Policy regarding new SEC Rules as of October 25, 2013
Angel Capital Association (ACA) guidance on these matters: www.angelcapitalassociation.org
506(b) or 506(c) offerings
Quiet vs. Loud
- NTAN welcomes applicants making either type of offering.
- All applicants are expected to understand SEC regulations.
- We have a clear preference for Quiet offerings.
- NTAN meetings will not cause an issuer to be considered Loud.
- NTAN term-sheets will require the issuer to provide a legal opinion letter that it has complied with all applicable SEC regulations.
- NTAN term-sheets for Quiet offerings may specify no Loud activities for 6 months.
Certification of Investors
- We require that issuers use the SEC prescribed “principles‐based methodology” (PBM) to verify our members are accredited investors.
- Our members will not provide personal financial data to companies seeking investment.

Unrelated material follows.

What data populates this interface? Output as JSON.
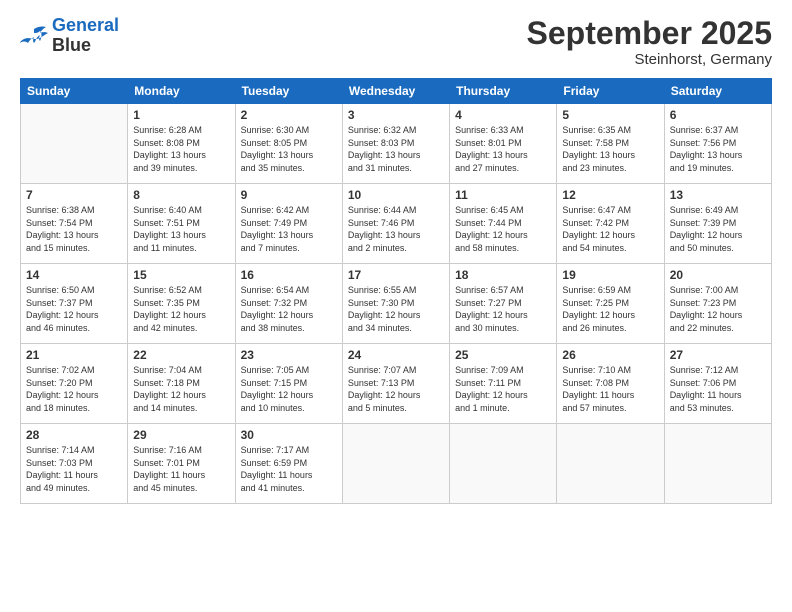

- Loud issuers must take “reasonable steps to verify” that all purchasers are accredited.
- Absolute proof is not the standard.
- Issuers must document steps taken to verify.
- NTAN will provide written confirmation that an investing member is in good standing.
- The SEC provided four non‐mandatory, non‐exclusive verification methods.
- Place costly and dangerous burdens on both entrepreneurs and investors.
- on both entrepreneurs and investors.
- Raise untenable privacy concerns.
- NTAN members generally will not provide financial data per these methods.
- Both 506(b) AND 506(c) Issuers are subject to these very broad limitations.
Every issuer and investor should consult legal counsel regarding these matters.